While resumes now take a back seat to networking as the entry point into a potential new job, it’s still critical to ensure yours stands out. Conveying impact on a piece of paper is challenging, so take every advantage to differentiate yourself.
Here are 10 resume essentials:
1) Focus on how you can solve the organization’s problems, not what you are seeking. Skip the “Objective” in favor of a Profile that shows what you bring to the table.
2) Your resume should read less like a job description and more like the intro for your lifetime achievement award. Accomplishments and results get noticed, not tasks.

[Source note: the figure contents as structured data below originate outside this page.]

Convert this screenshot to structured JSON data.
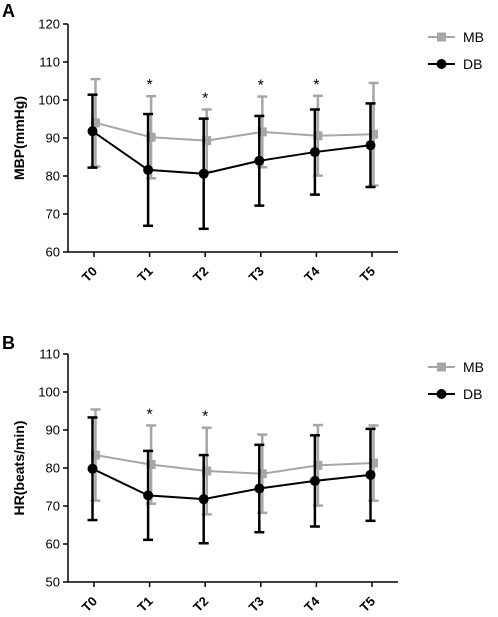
{
  "chart_data": [
    {
      "type": "line",
      "panel_label": "A",
      "ylabel": "MBP(mmHg)",
      "xlabel": "",
      "categories": [
        "T0",
        "T1",
        "T2",
        "T3",
        "T4",
        "T5"
      ],
      "ylim": [
        60,
        120
      ],
      "yticks": [
        60,
        70,
        80,
        90,
        100,
        110,
        120
      ],
      "grid": false,
      "legend_position": "top-right",
      "series": [
        {
          "name": "MB",
          "marker": "square",
          "color": "#a6a6a6",
          "values": [
            94,
            90.2,
            89.3,
            91.6,
            90.6,
            91
          ],
          "err": [
            11.5,
            10.8,
            8.2,
            9.3,
            10.5,
            13.5
          ]
        },
        {
          "name": "DB",
          "marker": "circle",
          "color": "#000000",
          "values": [
            91.8,
            81.6,
            80.6,
            84,
            86.3,
            88.1
          ],
          "err": [
            9.6,
            14.7,
            14.5,
            11.8,
            11.2,
            11
          ]
        }
      ],
      "annotations": [
        {
          "text": "*",
          "category": "T1"
        },
        {
          "text": "*",
          "category": "T2"
        },
        {
          "text": "*",
          "category": "T3"
        },
        {
          "text": "*",
          "category": "T4"
        }
      ]
    },
    {
      "type": "line",
      "panel_label": "B",
      "ylabel": "HR(beats/min)",
      "xlabel": "",
      "categories": [
        "T0",
        "T1",
        "T2",
        "T3",
        "T4",
        "T5"
      ],
      "ylim": [
        50,
        110
      ],
      "yticks": [
        50,
        60,
        70,
        80,
        90,
        100,
        110
      ],
      "grid": false,
      "legend_position": "top-right",
      "series": [
        {
          "name": "MB",
          "marker": "square",
          "color": "#a6a6a6",
          "values": [
            83.4,
            80.9,
            79.2,
            78.5,
            80.7,
            81.3
          ],
          "err": [
            12,
            10.3,
            11.4,
            10.3,
            10.6,
            9.9
          ]
        },
        {
          "name": "DB",
          "marker": "circle",
          "color": "#000000",
          "values": [
            79.8,
            72.8,
            71.8,
            74.6,
            76.6,
            78.2
          ],
          "err": [
            13.5,
            11.7,
            11.6,
            11.5,
            12,
            12.1
          ]
        }
      ],
      "annotations": [
        {
          "text": "*",
          "category": "T1"
        },
        {
          "text": "*",
          "category": "T2"
        }
      ]
    }
  ]
}
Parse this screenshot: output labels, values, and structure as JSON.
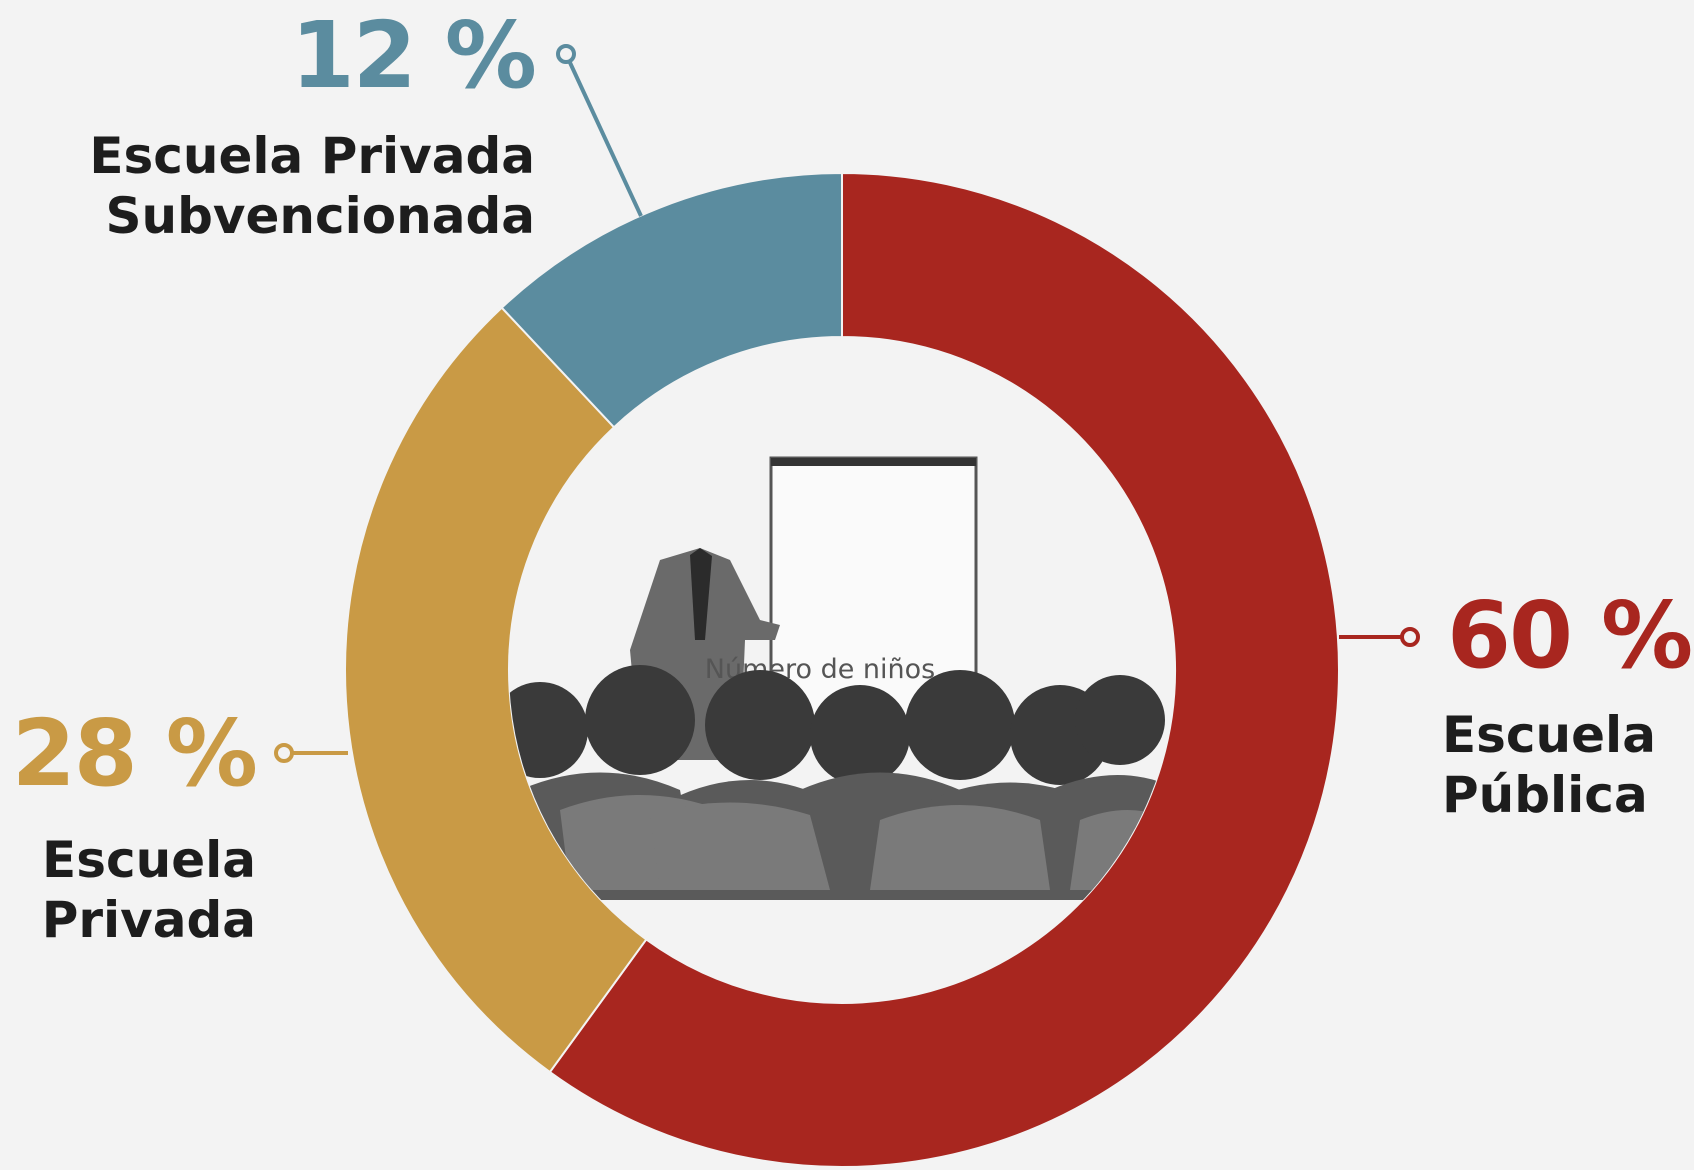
{
  "chart_data": {
    "type": "donut",
    "center_label": "Número de niños",
    "categories": [
      "Escuela Pública",
      "Escuela Privada",
      "Escuela Privada Subvencionada"
    ],
    "values": [
      60,
      28,
      12
    ],
    "value_labels": [
      "60 %",
      "28 %",
      "12 %"
    ],
    "colors": [
      "#a8261f",
      "#c99a45",
      "#5b8c9f"
    ]
  }
}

Consider the difference on Tom Hanks’ resume*:
- Acted in numerous movies and television shows including lead and supporting roles.
- Acted, directed and produced over 65 movies resulting in two Academy Awards, 4 Golden Globes and a Lifetime Achievement Award from the American Film Institute.
3) Use effective placement. Studies using heat-sensor tests show that resumes are read in an “F” pattern. Be strategic about where you put certain points so they stand out.
4) Have a strong opener. Similar to the point above, you may have only 10 seconds to capture a Recruiter’s attention. Bring your best accomplishments “front and center”. Limit fluff and opt for numbers and facts.
5) Show, don’t tell. Scan your resume for empty words that aren’t backed by specific accomplishments. Don’t tell someone you are a great team-player, rather show an example of how you rolled up your sleeves and pulled an all-nighter to win the largest client contract for Q2.
6) Use “visual” action verbs. Instead of “Worked with the accounting team…” try “Collaborated with…”, which offers a more powerful image. If you use “Responsible for…” on your resume, this is a task, not an accomplishment. Fix it.
7) Avoid paragraphs and lists of more than 5 bullets. Whitespace is inviting. If your resume is written with impact, you don’t need to list everything you’ve done in your career. A few well-positioned achievements will speak volumes.
8) Use key words. Research current industry lingo and ensure you’re using the latest. Terms change and if you only get 10 seconds to get your point across, familiar words will make more of a connection with the reader.
9) Your resume is a marketing document meant to entice the reader to want to learn more. This is not a place to be humble because you can be sure the guy behind you isn’t. However, it IS a place to be truthful. You won’t get past the interview if you can’t speak about what you wrote.
10) Proofread. Go beyond spellcheck, which doesn’t catch words in all caps (unless you set it to) and won’t catch words that are spelled correctly, but used incorrectly. No one will be impressed if you say, “My work ethics are impeachable.”
In a few years, Linked In and other on-line forums will replace resumes altogether. For now, resumes are a necessary tool in a job search and while you may not have Tom Hanks’ qualifications, your resume will definitely stand out from the competition if you follow these points.
* Note that Tom Hanks is not a client of TiltScale and the information in this blog was used for demonstration purposes only.